Turnovers give coaches nightmares and gray hairs.
After watching many basketball games this season, I’ve seen more turnovers than a bakery puts out in a week.
The definition of a basketball turnover is when an offensive player does something that doesn’t allow their team to attempt a field goal or foul shot and their opponents gain possession of the ball.
There are two kinds of turnovers. The first is when the defense forces the offense to lose the ball and the defense gets the ball.
Defenses cause turnovers by: forcing a bad pass, stealing the ball, causing a muff or fumble; forcing a five-second throw-in violation; forcing a five-second closely guarded violation; forcing a 10 second backcourt violation and forcing a backcourt violation.
The second type of turnovers are unforced turnovers usually caused by poor basketball decision making by players on offense. These turnovers include: a careless bad pass, fumble or muff; a technical foul; a player-control foul; a team control foul; a three-second lane violation; a five-second closely guarded violation and violating the throw-in rule by stepping on the line. Other unforced turnovers that occur are: a foul shooter violating a free-throw attempt; lane violations by one or two offensive players on the free-throw lane line; a traveling call; a double dribbling call; and stepping on the out-of-bounds line.
Often, there are more unforced turnovers than those forced by the defense and they can be limited by making better basketball decisions, thinking before they act. When players use their skills and fundamentals, rather than just relying on their talent, they are less prone to turnovers. Players who face the basket immediately after receiving the ball and read the situation and think first before they act commit fewer turnovers than players who don’t follow this strategy.
A faster-paced game will also create more chances for turnovers.
Another frequent source for turnovers by many players is when a player with the ball leaves their feet and doesn’t shoot the ball. This causes turnovers because their teammates expect their teammate to shoot, not pass the ball.

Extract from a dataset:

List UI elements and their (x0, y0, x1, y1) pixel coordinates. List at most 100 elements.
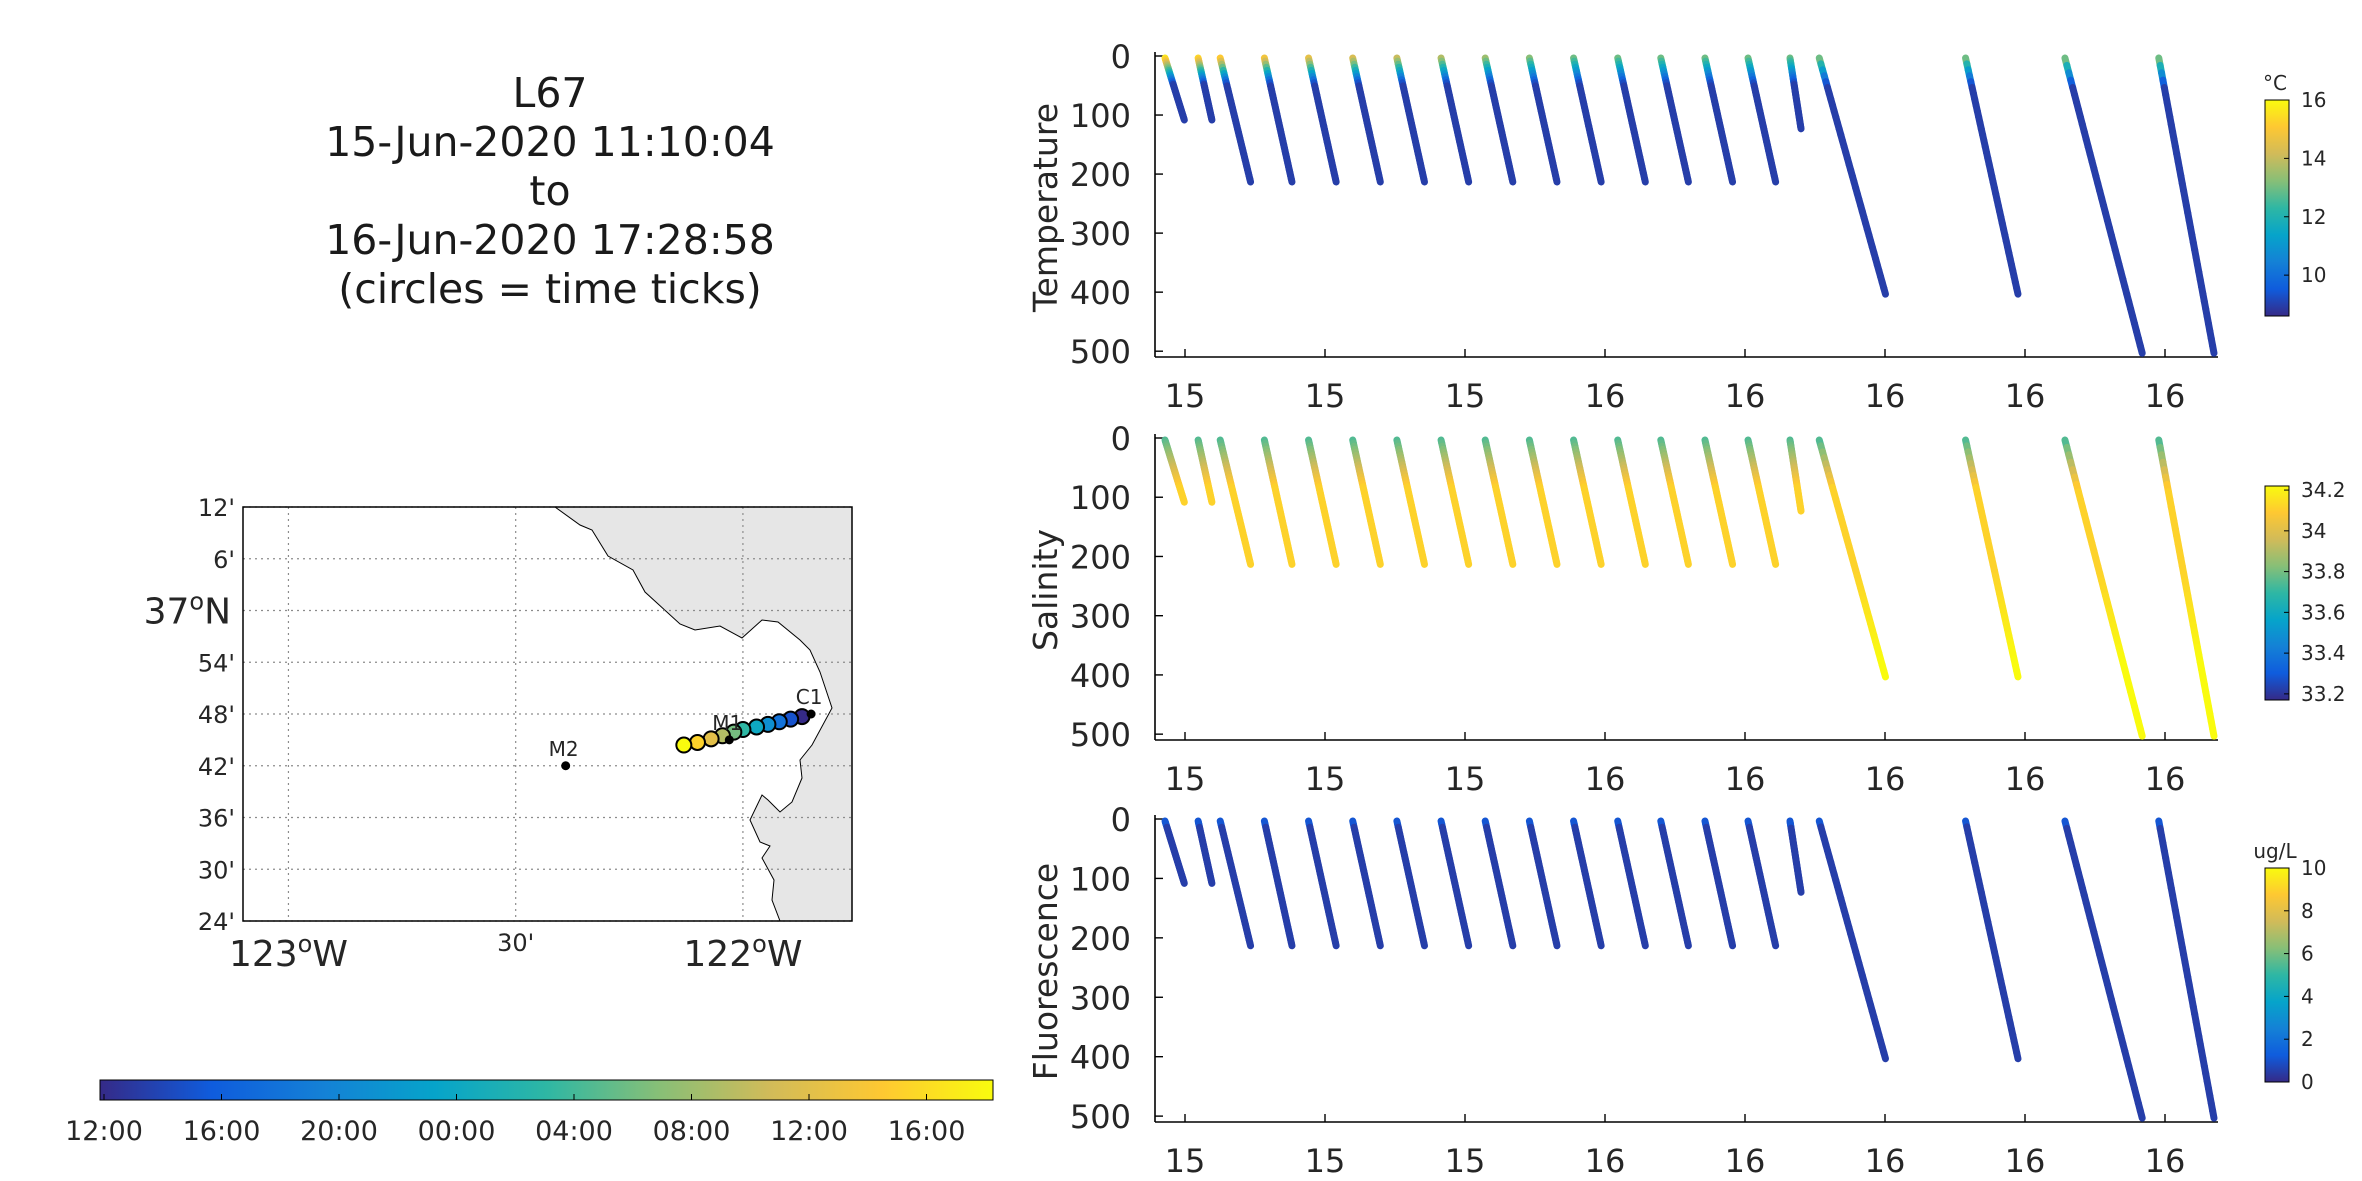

They often make bad passes, commit a player control foul or have to throw up a bad shot because they must get rid of the ball before returning to the floor or be called for traveling.
A good way to eliminate this type of turnover is to constantly remind players to not leave their feet with the ball unless they are going to shoot.
Some teams keep a mistake chart which has the listed above turnovers that individual players make. We charted these mistakes off game tapes and our players had to do three up-and-back line drills dribbling the ball for the unforced turnovers and did one for turnovers caused by the defense.
Turnovers are part of the game, but they can be limited by making better decisions. That also may help coaches sleep a bit better and slow the onset of gray hair.